Burundi Signs Controversial Mining Deals With U.S. Firms, Fueling Africa’s Resource Exploitation

Burundi’s latest agreements with U.S.-based mining companies KoBold Metals and Lifezone Metals highlight a familiar pattern in Africa: the extraction of the continent’s resources under the guise of development and investment, while local populations see little benefit.

Signed in Washington, D.C. by Burundi’s Minister of Mineral Resources, Hassan Kibeya, alongside Lifezone CEO Chris Showalter, the deals are being promoted as a step toward attracting foreign investment. But beneath the diplomatic language lies a deeper reality: Africa’s minerals—critical for the global energy transition—are being positioned primarily to serve external industries rather than local development.

The first agreement links the Burundian government with KoBold Metals, a California-based company that specialises in using artificial intelligence to locate deposits of critical minerals. The partnership focuses on digitising Burundi’s geoscientific archives, including data held internationally—particularly at the Royal Museum for Central Africa. Notably, these same archives have been a source of controversy, as KoBold previously sought access to Congolese geological records but was blocked because the museum already has an agreement with the Democratic Republic of the Congo government.

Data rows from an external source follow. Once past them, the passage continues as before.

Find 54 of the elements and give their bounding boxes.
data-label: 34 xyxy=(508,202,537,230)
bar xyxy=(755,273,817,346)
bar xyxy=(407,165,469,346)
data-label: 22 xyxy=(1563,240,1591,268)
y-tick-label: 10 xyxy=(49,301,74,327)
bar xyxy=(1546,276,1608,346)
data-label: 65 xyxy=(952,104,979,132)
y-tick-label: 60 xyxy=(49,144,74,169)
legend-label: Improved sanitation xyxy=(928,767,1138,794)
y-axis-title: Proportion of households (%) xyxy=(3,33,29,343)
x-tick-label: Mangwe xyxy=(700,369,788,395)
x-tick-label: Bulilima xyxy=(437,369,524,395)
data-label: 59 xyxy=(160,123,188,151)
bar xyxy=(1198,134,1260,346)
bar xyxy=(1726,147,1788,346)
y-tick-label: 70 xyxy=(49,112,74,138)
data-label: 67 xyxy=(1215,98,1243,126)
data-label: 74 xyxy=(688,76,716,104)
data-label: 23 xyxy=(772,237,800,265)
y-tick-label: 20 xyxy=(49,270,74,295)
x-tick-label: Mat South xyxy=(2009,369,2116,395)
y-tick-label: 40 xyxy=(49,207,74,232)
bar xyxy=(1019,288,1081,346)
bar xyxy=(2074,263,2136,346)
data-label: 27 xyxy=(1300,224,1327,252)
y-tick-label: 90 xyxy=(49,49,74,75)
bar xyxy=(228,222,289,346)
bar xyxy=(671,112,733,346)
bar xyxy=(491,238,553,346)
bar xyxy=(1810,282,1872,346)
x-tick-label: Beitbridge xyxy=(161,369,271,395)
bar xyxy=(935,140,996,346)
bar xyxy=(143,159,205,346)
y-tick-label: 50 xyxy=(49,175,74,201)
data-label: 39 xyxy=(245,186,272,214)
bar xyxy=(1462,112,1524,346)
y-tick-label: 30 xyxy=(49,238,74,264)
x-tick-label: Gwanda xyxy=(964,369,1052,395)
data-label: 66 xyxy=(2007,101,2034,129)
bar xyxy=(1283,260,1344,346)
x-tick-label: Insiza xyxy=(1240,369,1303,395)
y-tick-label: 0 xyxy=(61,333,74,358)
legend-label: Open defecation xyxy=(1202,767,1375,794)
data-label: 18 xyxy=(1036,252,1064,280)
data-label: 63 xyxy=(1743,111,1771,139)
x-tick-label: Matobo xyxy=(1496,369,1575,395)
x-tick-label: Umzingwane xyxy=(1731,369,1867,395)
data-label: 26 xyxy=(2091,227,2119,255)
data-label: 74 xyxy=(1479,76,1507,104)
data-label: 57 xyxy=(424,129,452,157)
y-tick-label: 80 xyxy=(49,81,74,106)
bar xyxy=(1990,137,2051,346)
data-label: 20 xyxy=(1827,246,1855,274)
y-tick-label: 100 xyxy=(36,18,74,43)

Under the Burundi agreement, the first batch of digitised geological data is expected to be published before July 1, 2026, allowing foreign investors easier access to information about the country’s mineral wealth. KoBold, represented at the ceremony by legal director Sandy Alexander, will deploy advanced computing tools to analyse the data for commercially viable deposits of lithium, cobalt, copper, and other strategic minerals. While framed as a transparency initiative, the move primarily serves to de-risk exploration for foreign corporations, mapping Africa’s resources for external benefit while local communities remain excluded from high-value gains.

The second deal gives Lifezone Metals a 14-month exclusivity period to develop the Musongati Nickel Project, located within the East African nickel belt. The site is estimated to contain over 140 million tonnes of mineral resources, including nickel, copper, cobalt, gold, platinum-group metals, and scandium. Lifezone, a New York Stock Exchange-listed company, is positioned to take early control of the project, further consolidating foreign access to Burundi’s strategic minerals.

These agreements expose a broader structural problem: Africa provides the raw materials that power global industries, yet continues to sit at the lowest rung of the value chain. Burundi’s land, labour, and resources are being exploited to generate profits for foreign investors, while the country and its citizens gain little in terms of technology, industrial capacity, or long-term economic development. Without strong local ownership and strategic regulation, such deals risk repeating a familiar cycle—where Africa supplies the wealth but never reaps the rewards.

As global demand for critical minerals continues to accelerate, the scramble for Africa’s resources is intensifying. Burundi’s new mining agreements are a stark reminder that the continent remains trapped in a system designed for external gain, raising urgent questions about who truly benefits from Africa’s mineral riches.